Ugo Bertone per “Libero Quotidiano”
La crisi del petrolio mette alla frusta le società dei servizi petroliferi, alle prese con un taglio «brutale» (definizione dell' ad di Saipem Stefano Cao) delle commesse. Ma la risposta dei colossi non si è fatta attendere.
Ieri Schlumberger (capitale franco-americano, sede legale a Curaçao) ha annunciato l' acquisizione della concorrente Cameron: 14,8 miliardi di dollari. Un megacontratto che impallidisce però al cospetto del deal Halliburton-Hughes, 38 miliardi di dollari (in attesa del via libera dell' antitrust) o la creazione della divisione apposita di General Electric.
L' eco dell' operazione, però, ha messo subito le ali ai titoli europei del settore, a partire dalla francese Technip, il gruppo Tenaris (+3,4%) e, più di tutti, Saipem.
La società, controllata dall' Eni con il 43%, ha segnato ieri in Piazza Affari un massimo a 8,135 euro (+12%), per poi limitare in chiusura il rialzo al pur ragguardevole 5% che serve a contenere le perdite accumulate in Borsa (-14%) dall' inizio del 2015, anno segnato tra l' altro da nuove contestazioni giudiziarie (vedi tangenti Petrobras in Brasile). Niente male in una seduta debole, segnata tra l' altro da altri ribassi del petrolio.
Ma, al di là delle oscillazioni dell' oro nero, settembre promette di essere un importante, se non decisivo per quella che è, in termini di fatturato, la sesta industria italiana, attiva in 65 Paesi ove realizza il 90% dei ricavi. A settembre, innanzitutto, la società presenterà il nuovo business plan all' insegna della riduzione dei costi, della concentrazione nelle aree di business più profittevoli.
Ma le decisioni più impegnative dovrà prenderle l' azionista di riferimento, cioè l' Eni. La prima preoccupazione riguarda il capitale. Lo stesso Cao, tornato alla guida del gruppo ad aprile, ha dichiarato di recente che la struttura del capitale «non è coerente» con le dimensioni dell' azienda, un modo elegante per denunciare la necessità di un intervento sul patrimonio.
Un aumento di capitale? Probabile, ma al cane a zei zampe tengono aperte altre opzioni dopo la reazione rabbiosa dei soci internazionali, ormai in maggioranza. La ragione? Fondi e hedge vogliono incassare i quattrini con una vendita o un' operazione di M&A, non versare altri capitali nelle casse di una società che negli ultimi due anni, tra revisioni al ribasso del valore degli ordini ad altri tagli, ha riservato non poche delusioni. E il balzo a Wall Street della "preda" Cameron, schizzato su del 40% abbondante dopo l' offerta di Schlumberger, ha senz' altro confortato questa opinione.

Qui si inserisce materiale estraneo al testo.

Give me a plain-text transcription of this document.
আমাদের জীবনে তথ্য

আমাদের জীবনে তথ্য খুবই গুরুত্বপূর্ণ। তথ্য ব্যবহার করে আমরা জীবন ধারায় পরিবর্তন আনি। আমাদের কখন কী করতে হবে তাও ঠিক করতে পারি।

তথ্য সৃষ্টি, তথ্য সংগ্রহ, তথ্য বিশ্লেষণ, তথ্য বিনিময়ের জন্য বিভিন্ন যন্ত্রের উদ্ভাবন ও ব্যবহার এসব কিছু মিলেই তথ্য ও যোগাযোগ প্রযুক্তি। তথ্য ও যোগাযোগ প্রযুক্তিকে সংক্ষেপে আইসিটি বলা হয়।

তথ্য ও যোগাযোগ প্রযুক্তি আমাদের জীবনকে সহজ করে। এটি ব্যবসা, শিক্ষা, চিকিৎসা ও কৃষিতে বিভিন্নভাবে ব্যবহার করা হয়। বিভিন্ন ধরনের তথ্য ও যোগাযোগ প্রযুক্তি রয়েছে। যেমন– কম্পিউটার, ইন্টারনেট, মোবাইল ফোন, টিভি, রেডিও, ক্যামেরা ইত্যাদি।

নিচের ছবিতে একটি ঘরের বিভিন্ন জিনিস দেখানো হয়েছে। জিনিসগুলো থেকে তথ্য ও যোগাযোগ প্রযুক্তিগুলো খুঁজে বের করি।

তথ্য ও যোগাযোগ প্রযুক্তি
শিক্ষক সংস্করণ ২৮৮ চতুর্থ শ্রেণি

Proprio l' ostilità degli azionisti istituzionali ha provocato, almeno per il momento, lo stop all' ingresso della Cassa Depositi e Prestiti nel capitale, con una quota attorno al 20% attraverso un aumento di capitale riservato. A complicare il quadro, infatti, gioca la volontà dell' Eni di ridurre la quota sotto il 2%, in modo da non dover più contemplare i debiti di Saipem nel consolidato. Per questi motivi, molti analisti mettono in dubbio che Saipem possa restare indipendente a lungo.
Potrebbe maturare una proposta secca di acquisto oppure un aumento di capitale potrebbe rappresentare il primo passo verso un' alleanza forte (o una cessione mascherata). Intanto Stefano Cao tira dritto. L' autunno sarà molto importante per il portafoglio ordini che oggi ammonta a 31 miliardi (primo cliente Aramco, secondo Total, Eni figura solo al terzo posto). Sono in corso trattative avanzate in Mozambico e nel Nord Europa.
Ma la partita più importante riguarda il dossier Gazprom, ovvero i contratti di cui l' ad Eni Claudio Descalzi ha parlato la scorsa settimana con il collega russo Alexei Miller. È questo, naturalmente, una delle ragioni che fanno di Saipem un oggetto di grande desiderio.